The Business of Being Jungkook
Brand deals have become a big slice of what Jungkook earns. In 2023 he signed on as global ambassador for Calvin Klein. The campaigns he appeared in created huge media value, with one New York Fashion Week spot alone estimated at more than $30 million in exposure for the brand.
A separate campaign that same year was valued at $13 million in media impact inside the first 48 hours. These contracts usually cover appearance fees, royalties tied to product lines, and bonuses linked to sales or reach. Exact figures stay private, but people who track the industry figure long-term deals at this level run into the high millions spread across several years.

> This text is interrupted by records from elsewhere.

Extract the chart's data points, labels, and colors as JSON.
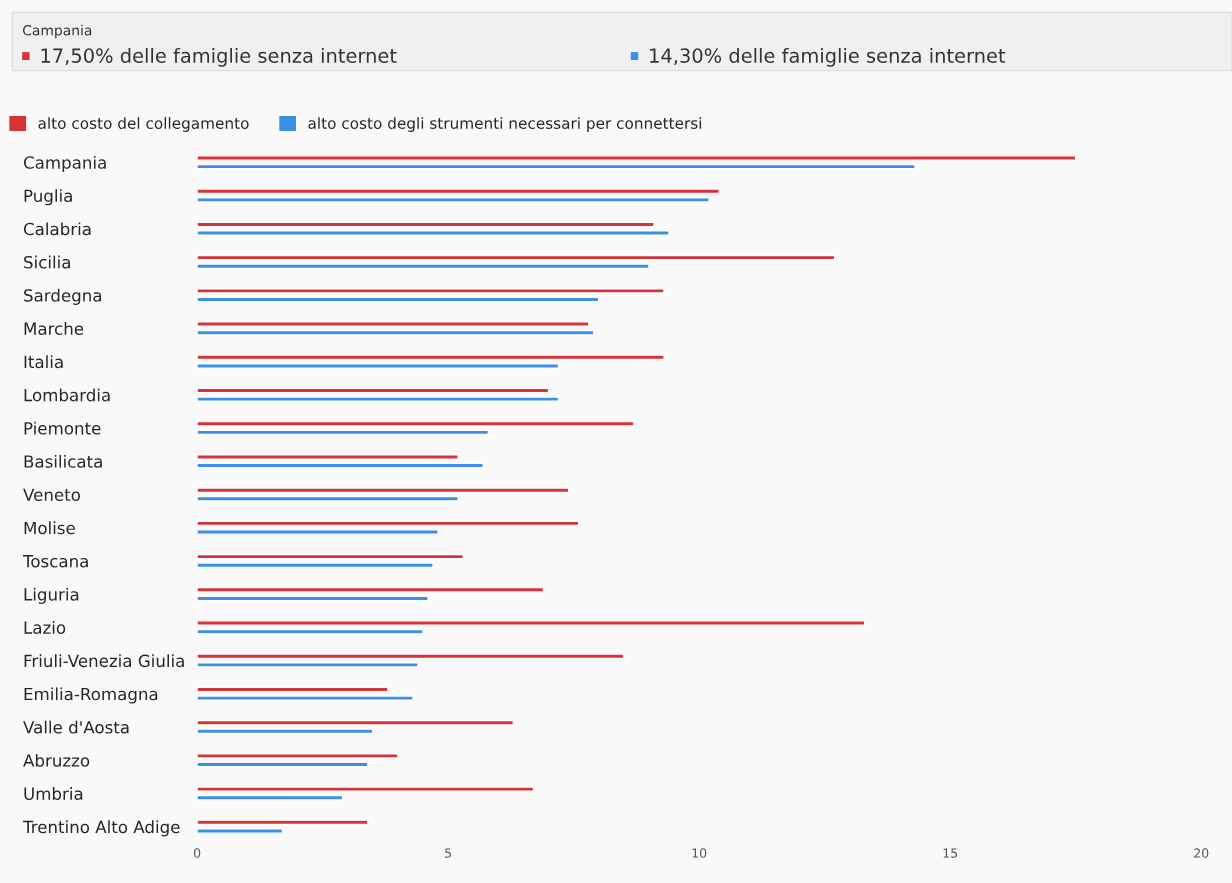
{
  "chart_data": {
    "type": "bar",
    "orientation": "horizontal",
    "title": "Campania",
    "annotations": [
      "17,50% delle famiglie senza internet",
      "14,30% delle famiglie senza internet"
    ],
    "categories": [
      "Campania",
      "Puglia",
      "Calabria",
      "Sicilia",
      "Sardegna",
      "Marche",
      "Italia",
      "Lombardia",
      "Piemonte",
      "Basilicata",
      "Veneto",
      "Molise",
      "Toscana",
      "Liguria",
      "Lazio",
      "Friuli-Venezia Giulia",
      "Emilia-Romagna",
      "Valle d'Aosta",
      "Abruzzo",
      "Umbria",
      "Trentino Alto Adige"
    ],
    "series": [
      {
        "name": "alto costo del collegamento",
        "color": "#d63238",
        "values": [
          17.5,
          10.4,
          9.1,
          12.7,
          9.3,
          7.8,
          9.3,
          7.0,
          8.7,
          5.2,
          7.4,
          7.6,
          5.3,
          6.9,
          13.3,
          8.5,
          3.8,
          6.3,
          4.0,
          6.7,
          3.4
        ]
      },
      {
        "name": "alto costo degli strumenti necessari per connettersi",
        "color": "#3b8fe8",
        "values": [
          14.3,
          10.2,
          9.4,
          9.0,
          8.0,
          7.9,
          7.2,
          7.2,
          5.8,
          5.7,
          5.2,
          4.8,
          4.7,
          4.6,
          4.5,
          4.4,
          4.3,
          3.5,
          3.4,
          2.9,
          1.7
        ]
      }
    ],
    "xlim": [
      0,
      20
    ],
    "xticks": [
      0,
      5,
      10,
      15,
      20
    ],
    "grid": false,
    "legend": "top left"
  }
}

He has added partnerships in electronics, cars, and lifestyle categories that bring in extra money on top. Jungkook keeps his social media activity fairly limited, but even a single post or event can push measurable jumps in sales. After leaving the military he has kept those brand ties going while fitting them around his music schedule. Mixing the royalties from songs with these commercial contracts has spread his income sources wider than what the group work alone could cover.
Investments and Long-Term Planning
Jungkook has also put some of his money into things that hold or grow in value. Back in December 2020 he bought a place in Seoul’s Itaewon area for roughly 7.63 billion Korean won, which came out to about $5.7 million at the exchange rate then.

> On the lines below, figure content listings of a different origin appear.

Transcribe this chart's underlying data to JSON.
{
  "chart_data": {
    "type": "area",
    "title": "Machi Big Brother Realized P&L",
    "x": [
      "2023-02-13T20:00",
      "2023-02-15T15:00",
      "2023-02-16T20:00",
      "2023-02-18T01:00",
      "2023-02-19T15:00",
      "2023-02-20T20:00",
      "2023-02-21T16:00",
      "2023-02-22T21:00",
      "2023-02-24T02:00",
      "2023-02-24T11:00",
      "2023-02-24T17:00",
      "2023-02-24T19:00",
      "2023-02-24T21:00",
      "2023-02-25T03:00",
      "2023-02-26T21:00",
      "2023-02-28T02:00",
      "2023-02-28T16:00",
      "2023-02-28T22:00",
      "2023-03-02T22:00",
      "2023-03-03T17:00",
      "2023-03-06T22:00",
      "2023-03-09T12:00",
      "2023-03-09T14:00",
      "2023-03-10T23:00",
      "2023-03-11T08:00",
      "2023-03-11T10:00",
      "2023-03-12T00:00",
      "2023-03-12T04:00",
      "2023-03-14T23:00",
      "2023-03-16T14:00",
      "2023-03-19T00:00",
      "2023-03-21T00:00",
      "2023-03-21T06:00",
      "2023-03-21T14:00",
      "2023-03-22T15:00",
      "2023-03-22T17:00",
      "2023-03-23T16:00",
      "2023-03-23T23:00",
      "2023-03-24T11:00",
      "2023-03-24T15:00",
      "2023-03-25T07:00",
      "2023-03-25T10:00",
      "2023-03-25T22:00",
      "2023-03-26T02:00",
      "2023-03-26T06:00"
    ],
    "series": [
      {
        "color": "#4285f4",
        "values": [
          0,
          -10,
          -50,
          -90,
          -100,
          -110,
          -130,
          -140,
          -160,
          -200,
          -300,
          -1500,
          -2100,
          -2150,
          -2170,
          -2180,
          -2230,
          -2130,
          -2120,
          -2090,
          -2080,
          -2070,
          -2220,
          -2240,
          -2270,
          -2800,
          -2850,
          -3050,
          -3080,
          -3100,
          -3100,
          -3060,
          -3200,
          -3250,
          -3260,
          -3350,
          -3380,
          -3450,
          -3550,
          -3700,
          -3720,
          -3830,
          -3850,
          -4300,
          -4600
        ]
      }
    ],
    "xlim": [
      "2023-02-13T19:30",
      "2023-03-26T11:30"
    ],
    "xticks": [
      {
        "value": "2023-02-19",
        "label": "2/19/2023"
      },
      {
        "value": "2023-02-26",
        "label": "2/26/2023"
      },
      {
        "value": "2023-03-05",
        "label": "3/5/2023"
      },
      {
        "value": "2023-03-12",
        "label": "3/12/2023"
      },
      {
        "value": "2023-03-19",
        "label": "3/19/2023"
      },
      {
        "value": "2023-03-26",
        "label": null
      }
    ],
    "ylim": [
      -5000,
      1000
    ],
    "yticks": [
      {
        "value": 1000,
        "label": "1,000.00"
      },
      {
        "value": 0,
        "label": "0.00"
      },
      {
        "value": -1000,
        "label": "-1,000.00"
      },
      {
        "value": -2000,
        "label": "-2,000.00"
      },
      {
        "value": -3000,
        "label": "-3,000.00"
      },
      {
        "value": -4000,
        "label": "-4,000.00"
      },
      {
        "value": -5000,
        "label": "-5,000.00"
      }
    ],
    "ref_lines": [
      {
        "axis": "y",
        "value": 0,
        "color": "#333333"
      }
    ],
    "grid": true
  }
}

He tore down the existing building and put up a bigger house with several floors. By 2024 the property was valued around 10 billion Korean won, or close to $7.5 million, which gave him a solid gain on the original price. Real estate in the better parts of Seoul has tended to deliver steady returns, and this purchase looks like a level-headed choice rather than any kind of showy spending.
Word has circulated that he has looked at other investments, possibly including shares in entertainment companies handled through the agency setup. The BTS members together have gained from equity linked to their label’s growth, and each has made his own calls within that framework. Jungkook seems to lean toward steady options. He has stayed away from flashy displays of wealth and instead kept a comfortable setup that gives him room for living well and focusing on creative work.
Impact Beyond the Numbers
Jungkook’s career has left a mark on the wider music scene. As a solo act he has proven that K-pop idols can break into mainstream charts without changing who they are. His work with Western artists helped connect different audiences and opened the door for more Korean performers to follow the same route.
People inside the business have said his vocal control, dance sharpness, and stage command have become standards that newer acts look up to. At the same time he has kept his personal life mostly out of the headlines, which has helped hold onto the loyalty of fans over the long haul.
He has also given back through donations and quiet support for different causes, though the details usually stay private. Moves like that add to the picture of an artist who handles his platform with some care. Those who follow the entertainment side closely have pointed out that real staying power takes more than just hit songs. It comes down to how someone carries himself away from the stage, and Jungkook has handled that side pretty well.